UNA ÉTICA POSIBLE
La película de Pedro Speroni descubre ese velo que a muchos les cuesta correr y nos introduce con su cámara a una cárcel de máxima seguridad de Buenos Aires. Despojada de la espectacularidad mediática y a través de un montaje preciso, nos permite conocer progresivamente a diferentes hombres encerrados y deja que la observación misma permita articular los discursos. Y no solo eso. Además, es una constante interpelación al espectador acerca de lo que se ve y cómo se procesa. No solo los que están encerrados construyen sus fantasías sobre el afuera; también nosotros desterramos las fantasías que tenemos sobre el adentro. Detrás de esas enunciaciones hay fisuras familiares, institucionales y políticas. El fuera de campo es también terrible. Si se pierde de vista esto, el análisis siempre quedará sesgado. Pero una película no se hace solo para ser analizada o para tomar conciencia. Muy pobre sería la historia del cine si quedara relegada solo a esa intención.

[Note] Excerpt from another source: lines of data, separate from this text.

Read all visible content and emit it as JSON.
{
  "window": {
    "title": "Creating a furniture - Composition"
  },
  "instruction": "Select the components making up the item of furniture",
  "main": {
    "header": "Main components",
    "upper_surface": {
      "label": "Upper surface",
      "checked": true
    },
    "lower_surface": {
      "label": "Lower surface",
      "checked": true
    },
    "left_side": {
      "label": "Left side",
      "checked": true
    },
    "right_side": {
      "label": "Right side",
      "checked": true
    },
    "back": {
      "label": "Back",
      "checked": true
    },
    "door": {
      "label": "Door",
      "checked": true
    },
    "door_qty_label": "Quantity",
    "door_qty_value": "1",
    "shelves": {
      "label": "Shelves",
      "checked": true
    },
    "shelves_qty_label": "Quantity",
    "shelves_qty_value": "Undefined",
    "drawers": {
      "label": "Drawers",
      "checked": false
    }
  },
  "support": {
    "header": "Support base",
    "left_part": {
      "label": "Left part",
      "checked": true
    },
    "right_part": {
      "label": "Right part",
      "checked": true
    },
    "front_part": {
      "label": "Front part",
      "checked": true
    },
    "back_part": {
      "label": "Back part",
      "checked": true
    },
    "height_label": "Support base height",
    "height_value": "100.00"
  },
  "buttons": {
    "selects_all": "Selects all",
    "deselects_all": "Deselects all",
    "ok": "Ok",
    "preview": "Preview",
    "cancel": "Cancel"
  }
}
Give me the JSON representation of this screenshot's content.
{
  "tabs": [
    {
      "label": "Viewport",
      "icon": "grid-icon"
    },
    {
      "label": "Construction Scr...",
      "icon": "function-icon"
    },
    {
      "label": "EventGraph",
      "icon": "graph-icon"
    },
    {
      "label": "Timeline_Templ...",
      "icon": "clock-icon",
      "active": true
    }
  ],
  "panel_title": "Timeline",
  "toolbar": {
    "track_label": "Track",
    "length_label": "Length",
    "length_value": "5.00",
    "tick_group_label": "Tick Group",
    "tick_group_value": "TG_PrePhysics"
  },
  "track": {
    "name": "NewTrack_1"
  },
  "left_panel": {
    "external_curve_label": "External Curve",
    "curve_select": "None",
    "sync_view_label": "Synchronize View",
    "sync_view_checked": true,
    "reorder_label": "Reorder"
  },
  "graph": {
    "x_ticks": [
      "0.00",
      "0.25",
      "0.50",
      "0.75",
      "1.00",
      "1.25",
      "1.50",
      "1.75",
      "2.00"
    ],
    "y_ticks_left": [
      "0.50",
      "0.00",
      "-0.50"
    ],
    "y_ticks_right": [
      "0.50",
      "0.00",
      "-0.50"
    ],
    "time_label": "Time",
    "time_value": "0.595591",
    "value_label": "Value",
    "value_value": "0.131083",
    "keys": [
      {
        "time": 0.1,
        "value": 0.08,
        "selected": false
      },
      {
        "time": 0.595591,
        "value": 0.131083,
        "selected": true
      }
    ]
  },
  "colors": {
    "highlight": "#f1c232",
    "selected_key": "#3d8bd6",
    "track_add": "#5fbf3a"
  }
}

Rancho también es un trabajo estético de colores apagados por momentos y que se encienden cuando algunas dosis de ilusión o de humanidad afloran en medio del desastre del hacinamiento. También es un seguimiento que demandó seguramente horas y horas de difícil convivencia, y que pone a los documentalistas en esa veta de tinte evangélico: hay que bancarse estar en el lugar que elige registrar, ser uno más, ver y escuchar desde una posición de igual, nunca de arriba, y lograr la empatía con quienes estén dispuestos a invitarte a su propio mundo de confinamiento. Speroni nos mantiene en la ilusión de que así es. Lo prueba el vínculo que logra con Bilbao, el protagonista excluyente, un boxeador que dice estar preso por robo “cuando a otros violadores y asesinos los largan enseguida”. Es un poco la esperanza de sus compañeros, y sobre todo, de otro personaje destacable, Artaza, una especie de rufián melancólico que ha pasado más tiempo en la cárcel que afuera, y que es capaz de extrañarla cuando está libre.
El itinerario de Bilbao marca el tiempo de la película. Y al final, cuando accede a la libertad, la cámara sale un toque para despedirlo y vuelve a la cárcel. Entonces terminamos por creer que hay una ética posible en quien filma, de corte cristiano legítimo: se queda en el lugar donde más lo necesitan.